Die Studie bestätigt die Resultate anderer Forschungsgruppen: Das Handbike ist effizienter als der Rollstuhl, das heisst, man muss für die gleiche Leistung weniger Energie aufwenden.

Die optimale Anpassung des Handbikes

Die Einstellung des Handbikes wurde schon in anderen Studien untersucht. Ziel war dabei nicht die Minimierung der Schulterbelastung, sondern die Maximierung der Leistung. Um eine möglichst hohe Leistung zu erreichen, schlagen diese Studienergebnisse Folgendes vor: Die Kurbel sollte unterhalb der Schulter platziert werden, die optimale Kurbellänge ist 18 cm und die Handgriffe sollten schulterbreit und mit einem Neigungswinkel von 30° platziert werden (Hände 30° nach innen gekippt).

Die Thematik der hier vorgestellten Studien war die Schulterbelastung, deshalb fuhren die Studienteilnehmer in der zweiten Studie bei gleicher Leistung, aber mit unterschiedlichen Einstellungen des Liegebikes. Im Vergleich zum Vorspannbike ist das Liegebike ein eigenständiges Sportgerät, in dem man mit ausgestreckten Beinen und näher zum Boden liegt. Beim Test-Liegebike wurden der Winkel der Rückenlehne (15°, 30°, 45° und 60°) sowie Höhe und Distanz der Kurbelposition variiert.

Die Resultate der Studie zeigen eindeutig, dass die aufrechte Position der Rückenlehne (Winkel der Rückenlehne = 60°) optimal ist. Bei dieser Einstellung ist sowohl die Kraft im Schultergelenk wie auch die Belastung der Schultermuskeln (Rotatorenmanschetten) am geringsten. Je flacher die Rückenlehne eingestellt wird, desto höher ist die Schulterbelastung. Da der Test auf einem Ergometer durchgeführt wurde, konnte der Luftwiderstand nicht berücksichtigt werden. Bei aufrechter Sitzposition steigt dieser Widerstand und verringert somit die Geschwindigkeit, was vor allem für Wettkampfsportler nicht ideal ist. Für Freizeitsportler, bei denen nicht die Geschwindigkeit, sondern die Gesundheit im Vordergrund steht, wird empfohlen, wenn möglich eine aufrechtere Sitzposition einzunehmen.

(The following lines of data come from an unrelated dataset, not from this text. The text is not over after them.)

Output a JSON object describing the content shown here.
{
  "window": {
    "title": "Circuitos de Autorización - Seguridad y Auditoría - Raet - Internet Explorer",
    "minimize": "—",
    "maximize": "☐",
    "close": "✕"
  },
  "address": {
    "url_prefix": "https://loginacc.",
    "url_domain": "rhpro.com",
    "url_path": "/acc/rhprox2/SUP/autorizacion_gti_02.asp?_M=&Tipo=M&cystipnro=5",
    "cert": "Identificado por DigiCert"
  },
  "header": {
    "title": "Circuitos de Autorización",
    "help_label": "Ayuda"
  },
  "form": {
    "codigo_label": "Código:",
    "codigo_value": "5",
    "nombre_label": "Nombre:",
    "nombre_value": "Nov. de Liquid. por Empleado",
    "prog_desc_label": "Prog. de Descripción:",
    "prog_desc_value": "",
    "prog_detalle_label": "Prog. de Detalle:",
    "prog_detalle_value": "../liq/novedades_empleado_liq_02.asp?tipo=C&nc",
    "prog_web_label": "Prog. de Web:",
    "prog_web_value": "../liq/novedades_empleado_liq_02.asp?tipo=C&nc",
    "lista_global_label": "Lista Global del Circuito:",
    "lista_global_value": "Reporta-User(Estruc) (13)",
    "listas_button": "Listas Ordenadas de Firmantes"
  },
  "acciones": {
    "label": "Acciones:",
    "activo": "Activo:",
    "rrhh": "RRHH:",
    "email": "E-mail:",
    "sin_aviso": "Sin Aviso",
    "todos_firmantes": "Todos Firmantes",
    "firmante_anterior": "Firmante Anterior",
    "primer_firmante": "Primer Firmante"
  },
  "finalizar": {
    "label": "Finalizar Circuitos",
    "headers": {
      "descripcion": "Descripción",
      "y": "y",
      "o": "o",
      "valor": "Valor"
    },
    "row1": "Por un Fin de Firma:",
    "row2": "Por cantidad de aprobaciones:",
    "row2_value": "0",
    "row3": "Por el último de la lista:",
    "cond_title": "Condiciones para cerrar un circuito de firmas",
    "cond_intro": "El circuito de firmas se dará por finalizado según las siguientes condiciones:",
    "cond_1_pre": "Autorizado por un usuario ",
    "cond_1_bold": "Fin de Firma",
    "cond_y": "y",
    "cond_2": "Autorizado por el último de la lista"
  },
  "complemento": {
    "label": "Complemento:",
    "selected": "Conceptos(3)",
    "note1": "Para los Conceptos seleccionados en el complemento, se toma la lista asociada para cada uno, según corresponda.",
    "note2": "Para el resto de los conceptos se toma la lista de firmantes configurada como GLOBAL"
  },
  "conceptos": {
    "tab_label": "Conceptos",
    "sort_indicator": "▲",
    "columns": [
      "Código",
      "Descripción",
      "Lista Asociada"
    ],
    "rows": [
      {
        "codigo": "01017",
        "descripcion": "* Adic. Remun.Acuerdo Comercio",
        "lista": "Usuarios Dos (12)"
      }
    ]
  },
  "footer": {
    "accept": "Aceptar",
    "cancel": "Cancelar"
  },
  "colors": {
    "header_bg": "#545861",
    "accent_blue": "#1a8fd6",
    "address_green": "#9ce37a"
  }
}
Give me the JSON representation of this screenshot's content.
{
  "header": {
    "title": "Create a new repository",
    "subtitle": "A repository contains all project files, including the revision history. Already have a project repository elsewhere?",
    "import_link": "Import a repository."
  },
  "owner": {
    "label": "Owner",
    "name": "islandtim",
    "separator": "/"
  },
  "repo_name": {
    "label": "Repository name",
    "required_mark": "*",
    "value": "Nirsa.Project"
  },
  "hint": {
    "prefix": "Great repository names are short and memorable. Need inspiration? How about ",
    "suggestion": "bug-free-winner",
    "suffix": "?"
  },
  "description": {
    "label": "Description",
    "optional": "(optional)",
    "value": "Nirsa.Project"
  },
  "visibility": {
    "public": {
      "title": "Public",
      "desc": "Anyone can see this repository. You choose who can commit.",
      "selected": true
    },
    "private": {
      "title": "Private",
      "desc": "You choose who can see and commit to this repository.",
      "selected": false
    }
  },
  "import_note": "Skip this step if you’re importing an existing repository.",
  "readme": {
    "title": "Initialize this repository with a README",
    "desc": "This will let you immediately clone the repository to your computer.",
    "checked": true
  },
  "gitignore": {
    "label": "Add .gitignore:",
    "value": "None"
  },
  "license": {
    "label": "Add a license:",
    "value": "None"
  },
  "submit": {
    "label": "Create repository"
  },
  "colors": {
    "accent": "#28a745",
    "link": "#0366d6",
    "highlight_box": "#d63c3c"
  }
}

Die Resultate der Kurbelhöhe zeigen, dass es keinen Unterschied macht, ob die Kurbelachse unterhalb, oberhalb oder auf Schulterhöhe platziert wird. Die Kurbeldistanz ist wiederum ausschlaggebend: wenn die Kurbel näher platziert wird, steigt die Schulterbelastung. Die Kurbel sollte deshalb so eingestellt werden, dass der Ellbogen nur leicht gebeugt (15°), aber zu keinem Zeitpunkt voll durchgestreckt ist.

Fazit

Um das Risiko einer Schulterüberbelastung zu verringern, sollte für lange Strecken ein Handbike dem Rollstuhl vorgezogen werden. Dabei sollte es mit einer aufrechten Sitzposition und einer entfernten Kurbelposition gefahren werden.